Every year you sent us a book for our birthday. We were young and didn't fully appreciate it, but we did read and fell in love with books. During some of the toughest times in our childhood, we would turn to those books as an escape.
As we grew older, our father wasn't around, he was battling his own demons, but you stepped up and were there for us in the true definition of a father.
You taught us not to accept complacency in our life. You taught us to chase our dreams and never look back. You didn't just teach us with words, you taught us by the example of how you lived your life. Those lessons stuck in our head and hearts, and although it took a little longer to manifest, they are the reason we're living our dream today.

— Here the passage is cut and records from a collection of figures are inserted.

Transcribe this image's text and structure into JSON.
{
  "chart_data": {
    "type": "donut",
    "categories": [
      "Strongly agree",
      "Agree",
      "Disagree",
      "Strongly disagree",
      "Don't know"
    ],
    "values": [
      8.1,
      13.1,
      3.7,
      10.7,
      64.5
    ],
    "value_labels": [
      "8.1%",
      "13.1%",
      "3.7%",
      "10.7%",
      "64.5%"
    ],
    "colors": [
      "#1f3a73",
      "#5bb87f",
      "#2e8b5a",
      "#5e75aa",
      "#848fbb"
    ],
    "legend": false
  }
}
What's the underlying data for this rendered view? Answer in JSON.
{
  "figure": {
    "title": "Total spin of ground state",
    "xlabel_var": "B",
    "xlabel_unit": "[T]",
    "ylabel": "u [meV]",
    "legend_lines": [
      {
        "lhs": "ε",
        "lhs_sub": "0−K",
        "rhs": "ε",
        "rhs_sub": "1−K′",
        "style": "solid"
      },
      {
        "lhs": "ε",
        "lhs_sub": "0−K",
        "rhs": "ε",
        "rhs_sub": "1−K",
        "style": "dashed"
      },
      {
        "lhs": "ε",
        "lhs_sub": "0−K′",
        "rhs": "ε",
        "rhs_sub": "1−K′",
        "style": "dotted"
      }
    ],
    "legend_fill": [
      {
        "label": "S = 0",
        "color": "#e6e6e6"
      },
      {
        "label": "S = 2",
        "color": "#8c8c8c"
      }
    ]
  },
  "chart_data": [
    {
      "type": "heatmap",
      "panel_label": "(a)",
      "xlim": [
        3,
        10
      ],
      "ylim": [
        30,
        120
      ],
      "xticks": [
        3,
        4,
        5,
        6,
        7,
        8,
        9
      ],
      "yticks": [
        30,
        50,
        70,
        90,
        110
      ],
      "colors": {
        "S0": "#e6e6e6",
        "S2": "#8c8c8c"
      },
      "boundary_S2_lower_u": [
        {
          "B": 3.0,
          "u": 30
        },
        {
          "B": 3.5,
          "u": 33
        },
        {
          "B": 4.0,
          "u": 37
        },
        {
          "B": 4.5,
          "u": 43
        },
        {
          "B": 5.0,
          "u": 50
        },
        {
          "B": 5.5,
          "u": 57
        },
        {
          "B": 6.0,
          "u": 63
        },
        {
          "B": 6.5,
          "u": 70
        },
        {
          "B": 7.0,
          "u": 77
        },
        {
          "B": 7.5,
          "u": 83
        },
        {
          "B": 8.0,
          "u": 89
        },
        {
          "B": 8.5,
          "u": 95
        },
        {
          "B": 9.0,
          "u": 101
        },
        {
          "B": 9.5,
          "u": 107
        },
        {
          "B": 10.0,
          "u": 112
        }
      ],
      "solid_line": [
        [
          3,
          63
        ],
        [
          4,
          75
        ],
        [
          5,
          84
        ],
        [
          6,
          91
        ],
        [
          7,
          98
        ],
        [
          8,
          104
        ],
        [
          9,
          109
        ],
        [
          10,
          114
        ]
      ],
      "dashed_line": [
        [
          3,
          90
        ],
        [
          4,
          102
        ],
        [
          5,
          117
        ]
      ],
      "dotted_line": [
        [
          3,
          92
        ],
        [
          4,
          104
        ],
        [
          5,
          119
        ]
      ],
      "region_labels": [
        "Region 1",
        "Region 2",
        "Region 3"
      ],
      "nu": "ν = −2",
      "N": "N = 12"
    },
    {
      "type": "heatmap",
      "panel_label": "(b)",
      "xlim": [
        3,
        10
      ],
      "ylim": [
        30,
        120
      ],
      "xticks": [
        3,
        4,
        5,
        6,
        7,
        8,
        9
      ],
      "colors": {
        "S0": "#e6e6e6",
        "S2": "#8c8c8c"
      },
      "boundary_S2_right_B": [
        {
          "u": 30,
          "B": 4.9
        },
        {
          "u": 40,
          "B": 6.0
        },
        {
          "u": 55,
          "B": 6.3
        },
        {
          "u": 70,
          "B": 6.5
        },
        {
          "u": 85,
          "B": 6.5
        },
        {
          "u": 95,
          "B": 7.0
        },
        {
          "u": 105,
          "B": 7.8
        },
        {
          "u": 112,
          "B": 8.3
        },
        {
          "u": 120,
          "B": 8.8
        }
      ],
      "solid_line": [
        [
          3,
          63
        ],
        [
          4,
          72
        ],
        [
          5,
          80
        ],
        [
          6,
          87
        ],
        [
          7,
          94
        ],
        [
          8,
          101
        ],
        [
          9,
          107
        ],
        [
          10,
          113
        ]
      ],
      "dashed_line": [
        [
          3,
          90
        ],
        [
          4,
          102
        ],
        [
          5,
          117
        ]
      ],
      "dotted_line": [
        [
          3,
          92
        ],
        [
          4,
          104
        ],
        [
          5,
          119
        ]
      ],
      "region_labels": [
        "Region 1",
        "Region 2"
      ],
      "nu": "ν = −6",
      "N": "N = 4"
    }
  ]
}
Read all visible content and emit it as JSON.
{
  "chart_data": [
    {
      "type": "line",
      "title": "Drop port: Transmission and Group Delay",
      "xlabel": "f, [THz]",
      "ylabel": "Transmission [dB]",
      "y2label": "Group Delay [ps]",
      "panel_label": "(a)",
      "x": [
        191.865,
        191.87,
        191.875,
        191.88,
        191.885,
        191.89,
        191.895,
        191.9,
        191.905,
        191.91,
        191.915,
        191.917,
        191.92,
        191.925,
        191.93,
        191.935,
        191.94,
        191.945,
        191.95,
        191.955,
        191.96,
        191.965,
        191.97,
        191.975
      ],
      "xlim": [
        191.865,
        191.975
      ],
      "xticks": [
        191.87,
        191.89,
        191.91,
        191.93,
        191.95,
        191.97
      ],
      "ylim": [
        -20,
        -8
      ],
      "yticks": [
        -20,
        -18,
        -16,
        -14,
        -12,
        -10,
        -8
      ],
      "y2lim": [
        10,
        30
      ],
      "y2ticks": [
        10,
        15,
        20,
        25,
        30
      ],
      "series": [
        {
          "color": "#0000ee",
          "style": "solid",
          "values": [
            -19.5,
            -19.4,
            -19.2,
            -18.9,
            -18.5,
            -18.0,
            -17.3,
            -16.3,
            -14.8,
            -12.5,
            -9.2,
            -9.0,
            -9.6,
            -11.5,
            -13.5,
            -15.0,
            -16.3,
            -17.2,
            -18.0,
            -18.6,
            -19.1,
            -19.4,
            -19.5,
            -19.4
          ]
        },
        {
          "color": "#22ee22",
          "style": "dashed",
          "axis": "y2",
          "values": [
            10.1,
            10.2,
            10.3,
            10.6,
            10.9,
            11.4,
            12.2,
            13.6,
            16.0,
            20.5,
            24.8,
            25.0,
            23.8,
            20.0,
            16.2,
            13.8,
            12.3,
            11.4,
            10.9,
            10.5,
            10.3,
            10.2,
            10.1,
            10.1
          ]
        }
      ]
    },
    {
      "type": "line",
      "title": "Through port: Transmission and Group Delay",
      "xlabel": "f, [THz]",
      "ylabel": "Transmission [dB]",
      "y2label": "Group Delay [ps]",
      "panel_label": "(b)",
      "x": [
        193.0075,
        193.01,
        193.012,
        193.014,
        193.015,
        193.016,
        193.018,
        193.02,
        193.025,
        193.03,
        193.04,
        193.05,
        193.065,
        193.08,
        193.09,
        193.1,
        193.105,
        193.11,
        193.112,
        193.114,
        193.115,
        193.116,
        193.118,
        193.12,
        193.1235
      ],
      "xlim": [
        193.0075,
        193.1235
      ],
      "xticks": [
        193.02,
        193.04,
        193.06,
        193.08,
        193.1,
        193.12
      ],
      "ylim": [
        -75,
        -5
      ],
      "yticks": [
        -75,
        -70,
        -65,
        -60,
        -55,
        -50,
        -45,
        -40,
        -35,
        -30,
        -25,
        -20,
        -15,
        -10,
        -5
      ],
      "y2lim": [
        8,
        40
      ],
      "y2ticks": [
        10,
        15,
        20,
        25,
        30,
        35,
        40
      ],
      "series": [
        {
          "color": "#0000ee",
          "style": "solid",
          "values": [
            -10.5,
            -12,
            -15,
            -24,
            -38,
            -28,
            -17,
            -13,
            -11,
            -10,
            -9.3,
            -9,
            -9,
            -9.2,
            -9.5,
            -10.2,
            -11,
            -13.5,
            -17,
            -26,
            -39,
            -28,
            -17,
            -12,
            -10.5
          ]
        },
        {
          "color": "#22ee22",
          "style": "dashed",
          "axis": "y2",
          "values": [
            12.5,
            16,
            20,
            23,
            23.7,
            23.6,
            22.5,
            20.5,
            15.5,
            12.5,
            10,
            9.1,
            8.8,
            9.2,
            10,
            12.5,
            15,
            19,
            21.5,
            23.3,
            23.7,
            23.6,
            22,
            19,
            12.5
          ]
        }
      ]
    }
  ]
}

Every time we struggled and wanted to give up, we remembered what you taught us and kept pushing forward. When it was too much to handle, we called you. You always knew how to talk us off the ledge.
I don't know if you saw the future when you gave us those books, but to walk into Barnes and Noble, and see your grandson's book on the bookshelf had to be a fulfilling moment. Seeing your children and grandchildren doing so many amazing things in their lives is a testament to the example you set.
You have dealt with so much in your life, including the unexpected death of your wife and son. No parent should have to outlive his child, and I can't imagine how hard it is for a husband to outlive his wife. Yet, during all the times when the rest of us wanted to fall apart, you were the glue that held us all together.
You have lived an amazing 88 years in this world. You have seen so much. You lived a full life.
You have dealt with some serious health issues in the last year, and the doctors say time is running out. Before your time on this earth has ended... I'm going to need a minute before I can continue, my hands are shaking and I'm crying out of control.
Before you go, I want you to know that your memory and the legacy you left behind will continue on. Even though we may not be able to talk to you and hug you, we know that you will always be watching over us.
Thank you for how you molded our lives. Thank you for teaching us what it means to be a man. Thank you for not walking away. Thank you for planting the seeds. Thank you for being an example of a life well lived.
I can't imagine life without you, but I know you want me to continue to live, love, and embrace life. I will honor you by doing just that. I will honor you by not just existing in this life. I will honor you by not living a life of regret.